Nossos encontros, sempre divertidos, tinham sempre uma polêmica, que ia desde a garrafa de coca-cola comandada pelo meu tio, até a repressão que passávamos naquela época com a ditadura, ou seja, falava-se de tudo, até do que a gente não queria ouvir.

Meu avô sentava na cabeceira da mesa, não me lembro muito de suas conversas, mas lembro bem de sua gargalhada, de engasgar e perder o ar...

Sinto muito a falta deste tempo e como este não pode mais voltar, é o porquinho da índia que me refaz.

Porquinho-da-Índia
Manuel Bandeira

Quando eu tinha seis anos
Ganhei um porquinho-da-índia.
Que dor de coração me dava
Porque o bichinho só queria estar debaixo do fogão!
Levava ele prá sala
Pra os lugares mais bonitos mais limpinhos
Ele não gostava:
Queria era estar debaixo do fogão.
Não fazia caso nenhum das minhas ternurinhas...

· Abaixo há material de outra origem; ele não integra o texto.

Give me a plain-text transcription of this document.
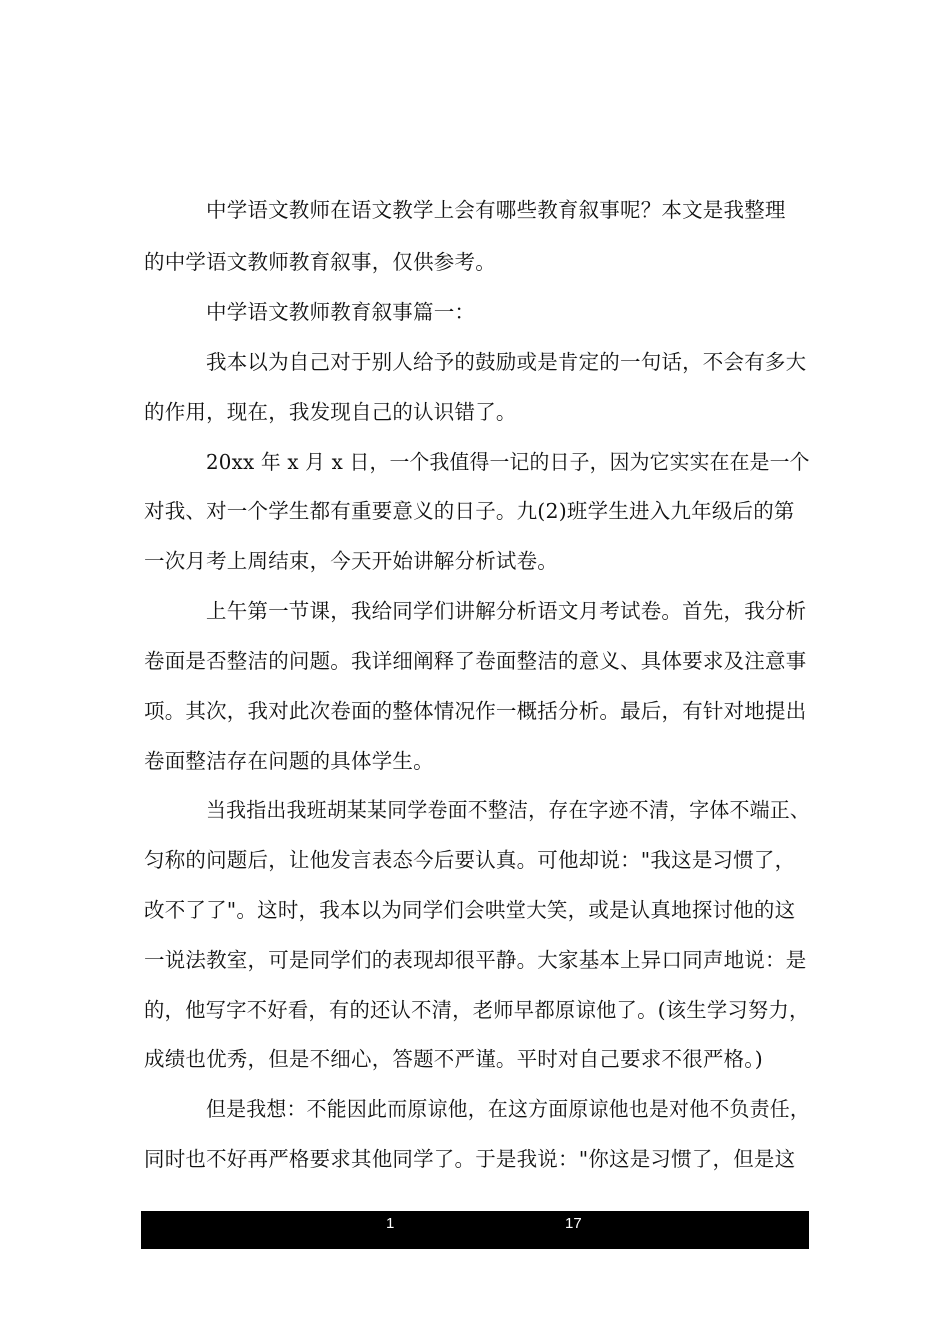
中学语文教师在语文教学上会有哪些教育叙事呢？本文是我整理
的中学语文教师教育叙事，仅供参考。
中学语文教师教育叙事篇一：
我本以为自己对于别人给予的鼓励或是肯定的一句话，不会有多大
的作用，现在，我发现自己的认识错了。
20xx 年 x 月 x 日，一个我值得一记的日子，因为它实实在在是一个
对我、对一个学生都有重要意义的日子。九(2)班学生进入九年级后的第
一次月考上周结束，今天开始讲解分析试卷。
上午第一节课，我给同学们讲解分析语文月考试卷。首先，我分析
卷面是否整洁的问题。我详细阐释了卷面整洁的意义、具体要求及注意事
项。其次，我对此次卷面的整体情况作一概括分析。最后，有针对地提出
卷面整洁存在问题的具体学生。
当我指出我班胡某某同学卷面不整洁，存在字迹不清，字体不端正、
匀称的问题后，让他发言表态今后要认真。可他却说："我这是习惯了，
改不了了"。这时，我本以为同学们会哄堂大笑，或是认真地探讨他的这
一说法教室，可是同学们的表现却很平静。大家基本上异口同声地说：是
的，他写字不好看，有的还认不清，老师早都原谅他了。(该生学习努力，
成绩也优秀，但是不细心，答题不严谨。平时对自己要求不很严格。)
但是我想：不能因此而原谅他，在这方面原谅他也是对他不负责任，
同时也不好再严格要求其他同学了。于是我说："你这是习惯了，但是这
1	17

- O meu porquinho-da-índia foi minha primeira namorada.

2 comentários:

  1. Ah... Que encantador! História deliciosa de menina atenta as tramas, fios e geométricos dos objetos e das gentes.
    Senti-me naquela sala, vi seu avô rir e rir de se engasgar e perder o ar, e eu, eu morri de rir com ele...
    Muito bom, menina Portas!!!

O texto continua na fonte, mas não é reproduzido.